Ogni persona è diversa, sta ad ognuno di noi compiere il proprio lavoro con amore

In che modo hai studiato questo mondo?

Siamo stati ospiti di diversi ospedali psichiatrici giudiziari, alcuni chiusi, altri occupati, visto documentari in merito, letto testi specifici, ci siamo confrontati anche con psichiatri e infermieri che lavorano in quest’ambito. Abbiamo raccolto molte testimonianze di pazienti, familiari e studiato i loro vissuti esperienziali. Abbiamo incontrato poi diverse persone, anche al termine dello spettacolo, che ci hanno raccontato la loro esperienza e questo per noi ha rappresentato una grande ricchezza.

Come ti sei sentito a interpretate questo personaggio?

Innanzitutto mi sono domandato chi fosse veramente sano e chi veramente malato e mi sono reso conto che stavo attraversando un sottile e labile confine, perché anche coloro che vengono definiti malati, pazzi in realtà sono vittime di una prigionia a base di fobie, chiusure verso il mondo esterno, che quanto mai tornano ad essere attuali in una società competitiva come la nostra, che spesso non ti fa sentire all’altezza o provare un’inadeguatezza tale da privarti della libertà di uscire all’esterno e di confrontarti con gli altri. Ad ogni spettacolo ho sentito di aderire molto a questo personaggio, forse troppo, ho vissuto sulla mia pelle ogni sera la sua indignazione, la sua voglia di rivalsa, la necessità di compiere la sua trasgressione all’interno di quell’ambiente così ostile.

Che rapporto ha il signor Danise con suor Lucia?

Siamo due mondi completamente opposti, due linee rette parallele che mai si incontrano, ma che sono costrette a occupare uno stesso spazio. Non vi è rispetto, dialogo, comprensione per un rapporto che mai può essere allo stesso livello, quello tra curante e curato.

Che tipo di infermiera è suor Lucia? Ci è apparsa una suora, una madre, una padrona che ti priva della vita in nome di una cura che lentamente ti uccide...

Sì, è una figura ottusa che esprime la sua forza per mezzo di un rigido controllo, rappresenta l’obbligo al rispetto di regole cieche e disumanizzanti.

Chi pensi che sia l’infermiere di oggi?

Ogni persona è diversa, sta ad ognuno di noi compiere il proprio lavoro con amore, cercare di offrire un senso di protezione, e non di abbandono o di esilio, a coloro che sembrano averla persa. Immagino non sia semplice dover assistere una persona con patologia psichiatrica, credo che implichi un lavoro relazionale intenso e faticoso, il modo di comportarsi, di relazionarsi è sempre una scelta dell’individuo che sceglie come vivere con se stesso e con gli altri.

La persona affetta da patologia psichiatrica è veramente libera secondo te oggi?
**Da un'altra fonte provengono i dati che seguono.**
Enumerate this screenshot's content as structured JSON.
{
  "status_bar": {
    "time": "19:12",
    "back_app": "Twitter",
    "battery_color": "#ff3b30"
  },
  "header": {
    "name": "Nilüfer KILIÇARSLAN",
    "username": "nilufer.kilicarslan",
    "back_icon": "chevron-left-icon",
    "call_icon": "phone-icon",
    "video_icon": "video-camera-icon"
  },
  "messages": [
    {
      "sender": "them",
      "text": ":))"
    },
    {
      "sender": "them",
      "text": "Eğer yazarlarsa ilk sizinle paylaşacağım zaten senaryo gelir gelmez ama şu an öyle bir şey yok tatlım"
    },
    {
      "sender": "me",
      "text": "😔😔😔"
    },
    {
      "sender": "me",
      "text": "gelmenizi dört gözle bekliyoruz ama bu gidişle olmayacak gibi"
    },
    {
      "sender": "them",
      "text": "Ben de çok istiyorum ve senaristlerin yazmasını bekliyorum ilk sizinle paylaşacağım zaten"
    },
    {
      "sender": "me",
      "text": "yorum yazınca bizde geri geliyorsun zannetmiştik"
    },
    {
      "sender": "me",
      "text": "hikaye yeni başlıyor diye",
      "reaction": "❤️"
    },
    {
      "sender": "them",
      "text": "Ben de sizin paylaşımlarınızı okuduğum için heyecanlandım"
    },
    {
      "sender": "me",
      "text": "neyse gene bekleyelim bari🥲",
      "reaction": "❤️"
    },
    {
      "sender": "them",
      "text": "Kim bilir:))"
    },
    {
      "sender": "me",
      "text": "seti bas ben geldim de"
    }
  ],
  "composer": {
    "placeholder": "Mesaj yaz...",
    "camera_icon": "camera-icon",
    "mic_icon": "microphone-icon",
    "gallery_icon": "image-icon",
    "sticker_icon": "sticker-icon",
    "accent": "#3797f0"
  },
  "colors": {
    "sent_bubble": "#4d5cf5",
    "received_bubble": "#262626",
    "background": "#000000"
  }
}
Non siamo veramente liberi noi, figuriamoci le persone con patologia psichiatrica che ogni giorno devono confrontarsi con questo fardello.

Cosa vorresti che trasmettesse il vostro spettacolo?

Vorrei che tramettesse un’emozione, uno sgomento, un’indignazione verso quello che è stato e non deve più essere, ma soprattutto che aprisse uno spazio di riflessione verso questa tematica, che lasciasse una suggestione nello spettatore, affinché non venga apprezzata solo la qualità del testo e della recitazione, ma anche la problematica che si tratta, perché credo che il teatro non sia solo una forma di mero intrattenimento culturale, ma un potente mezzo di espressione di libertà e di umanità.